A preoperative diagnosis of primary lymphoma of the uterus is difficult in clinical situations. Patients with a primary lymphoma of the uterus often have no symptoms or non-specific abdominal symptoms, including abdominal pelvic pain, abdominal distension, vaginal bleeding or bleeding in their urine, or gastrointestinal symptoms [8,9]; only 17% of non-Hodgkin’s lymphoma patients reported physical symptoms, such as fever, night sweats or weight loss. Zhu Yilu [10] believed that the significant high signal of diffusion weighted imaging (DWI)was characteristic of uterine lymphoma on MRI, but the final diagnosis still required pathology. Fox and Vang [11] et al. developed the following diagnostic criteria [2,7,9]: 1) the reproductive system is the only affected organ; 2) no bone marrow or peripheral blood abnormalities; 3) no history of lymphoma; and 4) the presence of lymphoma at a distant site should be separated from the primary lymphoma for several months.
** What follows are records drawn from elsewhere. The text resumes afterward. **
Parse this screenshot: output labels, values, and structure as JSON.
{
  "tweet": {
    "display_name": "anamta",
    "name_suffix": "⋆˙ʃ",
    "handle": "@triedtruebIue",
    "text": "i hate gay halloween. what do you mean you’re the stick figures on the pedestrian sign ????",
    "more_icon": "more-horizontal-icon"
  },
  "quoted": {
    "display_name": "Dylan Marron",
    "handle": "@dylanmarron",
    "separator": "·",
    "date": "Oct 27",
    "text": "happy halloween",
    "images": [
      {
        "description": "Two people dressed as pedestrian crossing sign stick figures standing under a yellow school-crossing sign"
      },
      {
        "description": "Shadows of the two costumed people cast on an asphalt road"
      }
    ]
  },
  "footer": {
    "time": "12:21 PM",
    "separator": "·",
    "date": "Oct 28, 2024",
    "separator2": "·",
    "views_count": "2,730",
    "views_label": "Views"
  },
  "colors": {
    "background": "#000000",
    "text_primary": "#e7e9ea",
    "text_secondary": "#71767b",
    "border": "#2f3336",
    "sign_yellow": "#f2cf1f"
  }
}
Genital lymphoma is rare, without standard treatment guidelines, and is often treated with surgery and chemotherapy combined with radiotherapy according to the patient’s situation. Diffuse large b-cell lymphoma chemotherapy usually adopts the r-chop regimen, namely, rituximab combined with cyclophosphamide, doxorubicin and prednisone [12,13]. Tarec [14] believes that DLBCL involvement in the uterus is associated with a high risk of secondary central nervous system involvement, and these patients should be considered for central nervous system staging and prevention.
References
10. Zhu YL, Qian HF, Shen J. MRI diagnosis of primary lymphoma of uterus. Modern practical medicine. 2012; 1052: 1038-1039.
11. Vang R, Medeiros LJ, Deavers MT. Current problems with staging lymphomas involving the ovary. Am J Surg Pathol. 2006; 30: 1202-1203.